A 285 MWe Modular Helium Reactor (GT-MHR) is being developed by General Atomics (USA) Minatom (Russia) - Franatom ANP - Fuji (Japan), initially to burn ex -weapons plutonium at Tomsk.

China is developing a 200 MWe HTR-PM l pebble bed reactor at Weihei in Shandong. 60 year life & 85% load factor expected. One objective is thermo chemical hydrogen production (with a helium output temperature of 850 to 1000 C.)

Japan plans a 600MW GTHTR300C unit for electricity and hydrogen production by the IS process (see transport page on hydrogen) (p96 ref 6).

General atomics forecast that the cost of producing hydrogen thermo chemically from a 2400MW HTR operating at 850 C would be $1.53/kg or at 950 C $1.42/kg (2003) which is competitive with steam reforming.

Advanced reactors or new 'Generation Three' designs; safety improvements, simpler to build, operate, inspect and maintain.

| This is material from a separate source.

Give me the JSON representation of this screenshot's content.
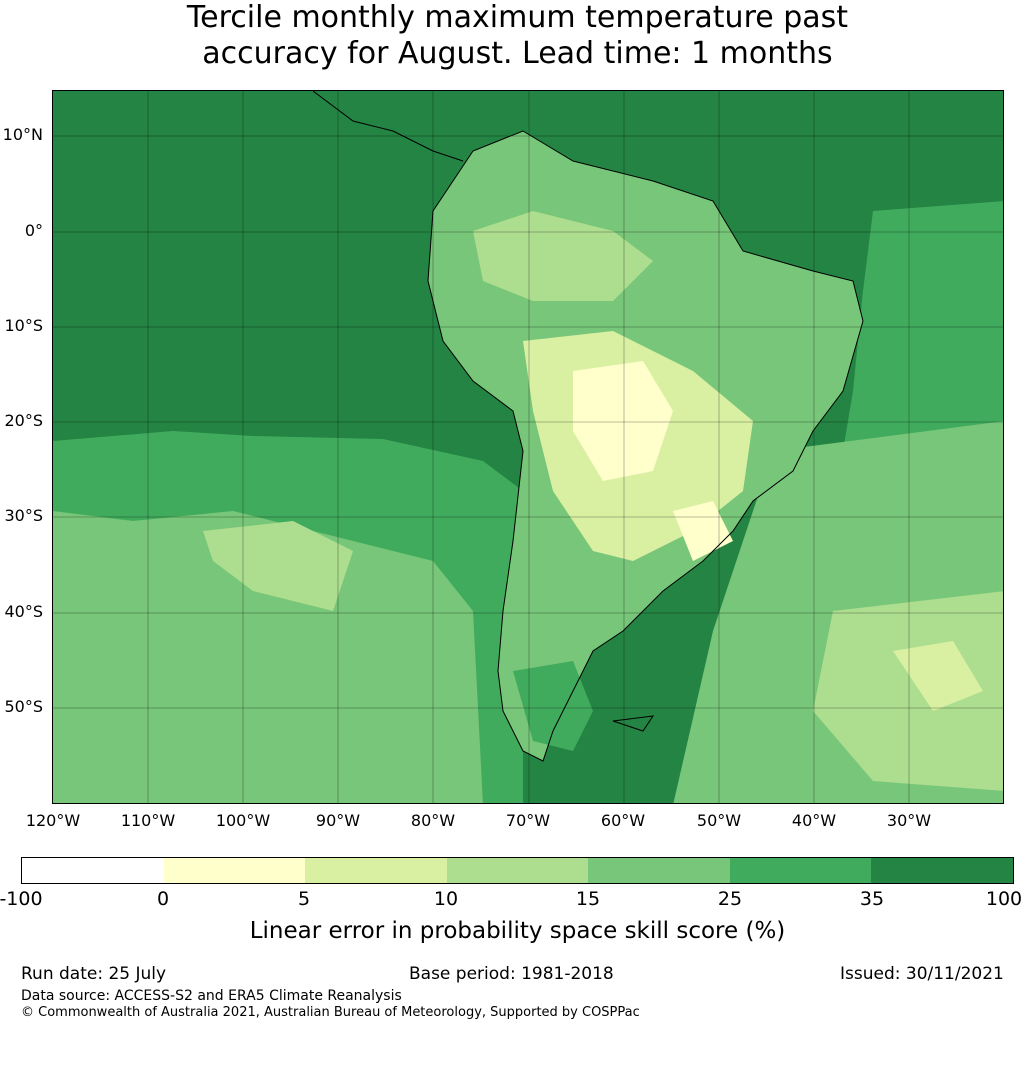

Advanced reactors will supersede the generation one and two designs that have been built and operated over the last 60 years and discussed on the Nuclear page and the advanced types are developments of them. Features are:-

An Advanced Boiling water reactor (ABWR 1300) has been in operation since 1996 in Japan, more are under construction, with a life expectancy of 60 years.

Advanced PWR's in design and construction

Advanced pressurized water reactors: APWR1500 for Tsuruga Japan and APR1450 South Korea). the Westinghouse standardized AP 600 and AP1000 designs (projected core damage frequency is 1000 times less than NRC requirements), the French standard EPR 1600, also in Germany, Gidropress 1000 Novovoronezh Russia and India, in Canada the advanced CANDU Reactor ACR 1000.

Westinghouse AP600 and AP1000 standardized PWR designs

Westinghouse say that "The features of the AP600 passive safety systems include passive safety injection, passive residual heat removal, passive containment cooling, and passive main control room habitability maintenance. All of these passive systems have been designed to meet the NRC single failure criteria, and probabilistic risk analyses have also been used to verify their reliability. These passive systems employ natural forces and stored energy to operate. They are highly reliable because in the unlikely event of an accident, with an assumed unavailability of non-safety systems, they do not require the starting of auxiliary motors, pumps, or diesel generators."

Generation four plans. year 2020 to 2030 (Ref 165)

The Generation four International Forum (GIF), including USA, EU, Russia, China and other major countries, is committed to joint development of six new reactor designs and applications for deployment between 2020 and 2030, calling on relevant experience in the past over many years:-

1) High Temperature thermal reactors (HTR HGTR etc) graphite moderated and Helium cooled. Fuel UO2 pebbles or prisms. up to 1000 C output for hydrogen production and electrical power. (See description at top of this page.)

2) Sodium cooled fast reactors. Fuel U238 & MOX. 550 C. Based on experience in US, UK & 6 other countries (see description of fast neutron reactor on nuclear page with diagram.)

3) Lead (Pb or Pb-Bi) cooled fast reactors. Fuel depleted uranium or nitride. 550 - 800 C. Natural convection cooling. Based on experience of the Russian BREST fast reactor over 40 years in submarines. Modular 300-400 MW Units; OR 1400 MW units for hydrogen production and electrical power.

4)Gas (Helium) cooled fast reactors. Fuel U238 plus other materials, fissile or fertile. 850 C. Hydrogen production and electrical power.

5) Supercritical water cooled (thermal or fast) reactors. Fuel UO2. 510 to 550 C. Operates above the thermodynamic critical point of water to directly drive a turbine. Based on research in Japan.

6) Molten fluoride salts reactor. Epithermal. Fuel UF in salt circulating through graphite channels. 700 to 800 C for hydrogen and electrical production via a secondary coolant circuit. Based on the US experience with their alternative (to sodium cooled) breeder fast reactor.

Near Breeder Reactor India.

India is developing the Advanced Heavy Water (thermal) Reactor (AHWR) to use its large amounts of Thorium 232 which are placed around the core to breed U233 as in a fast reactor. This will require some U235 and Pu239 in the fuel as there is not quite enough U233 to sustain the reaction.